Be specific. Vague plans fail.

  • LinkedIn (professional audience, B2B)

  • Medium (general audience, thought leadership)

  • Substack (email newsletter, direct relationship)

  • Personal blog (full control, SEO benefits)

  • Twitter/X (short-form, fast feedback)

  • Start: 1x per week (sustainable)

  • Build: 2-3x per week (momentum)

  • Advanced: Daily (authority mode)

  • Long-form (1,000-2,000 words): Deep dives, frameworks

  • Medium-form (500-800 words): Quick insights, case studies

  • Short-form (100-300 words): Tips, observations, questions

Step 3: Master the Basic Structure (Ongoing)#

Every effective article has four parts:

  • Provocative question

  • Surprising statement

  • Relatable scenario

  • Purpose: Stop the scroll

  • Personal experience

  • Case study

  • Common pain point

  • Purpose: Create connection

  • Framework/method/steps

  • Examples and evidence

  • Address objections

  • Purpose: Deliver value

  • Specific exercise

  • Reflection question

  • Next step

  • Purpose: Drive action

Step 4: Track and Iterate (Weekly Review)#

Every week, review:

  • Views/reads

  • Engagement (comments, shares, likes)

  • Inquiries/conversions

  • Your own satisfaction

  • What resonated most?

  • What fell flat?

  • What did I enjoy writing?

  • What should I write more of?


One-Liner#

“Writing isn’t about showing off. It’s about thinking better — and helping others think better too.”
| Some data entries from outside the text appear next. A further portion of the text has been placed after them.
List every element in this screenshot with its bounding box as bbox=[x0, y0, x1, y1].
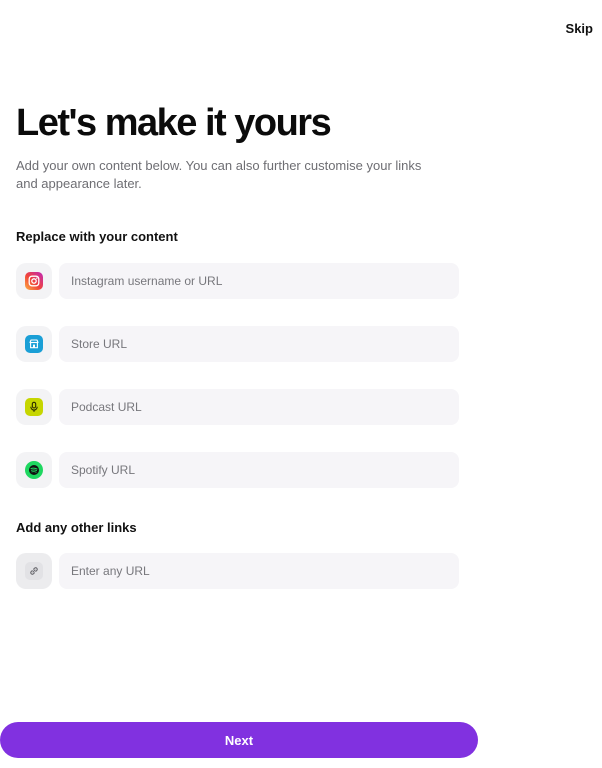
spotify-icon bbox=[25, 461, 43, 479]
podcast-icon-box bbox=[16, 389, 52, 425]
other-links-section-label: Add any other links bbox=[16, 520, 137, 535]
store-icon-box bbox=[16, 326, 52, 362]
link-icon bbox=[25, 562, 43, 580]
instagram-icon-box bbox=[16, 263, 52, 299]
store-row bbox=[16, 326, 459, 362]
spotify-url-input[interactable] bbox=[59, 452, 459, 488]
instagram-row bbox=[16, 263, 459, 299]
spotify-row bbox=[16, 452, 459, 488]
instagram-input[interactable] bbox=[59, 263, 459, 299]
link-icon-box bbox=[16, 553, 52, 589]
other-link-row bbox=[16, 553, 459, 589]
podcast-row bbox=[16, 389, 459, 425]
any-url-input[interactable] bbox=[59, 553, 459, 589]
skip-button[interactable]: Skip bbox=[566, 21, 593, 36]
page-title: Let's make it yours bbox=[16, 102, 332, 144]
onboarding-page: Skip Let's make it yours Add your own co… bbox=[0, 0, 602, 768]
instagram-icon bbox=[25, 272, 43, 290]
spotify-icon-box bbox=[16, 452, 52, 488]
store-icon bbox=[25, 335, 43, 353]
podcast-icon bbox=[25, 398, 43, 416]
next-button[interactable]: Next bbox=[0, 722, 478, 758]
store-url-input[interactable] bbox=[59, 326, 459, 362]
page-subtitle: Add your own content below. You can also… bbox=[16, 158, 422, 191]
replace-section-label: Replace with your content bbox=[16, 229, 178, 244]
podcast-url-input[interactable] bbox=[59, 389, 459, 425]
“Output forces input. Writing forces learning. Teaching forces mastery.”


Call to Action#

  1. Input Audit (20 minutes): List your current input sources (books, articles, courses, practices). How do you capture insights? Set up a system if you don’t have one.

  2. Output Plan (15 minutes): Choose your platform. Set your frequency (start with 1x/week). Commit to a specific day/time. Write it down: “I will publish every ______ at ______.”

  3. First Article (30 minutes): Write your first (or next) article using the 4-part structure above. Don’t aim for perfect. Aim for DONE.

  4. Accountability: Share your commitment with someone. Better yet, publish your plan as your first post: “I’m committing to writing weekly about ______. Hold me accountable.”

Your future audience is waiting. Your future self will thank you.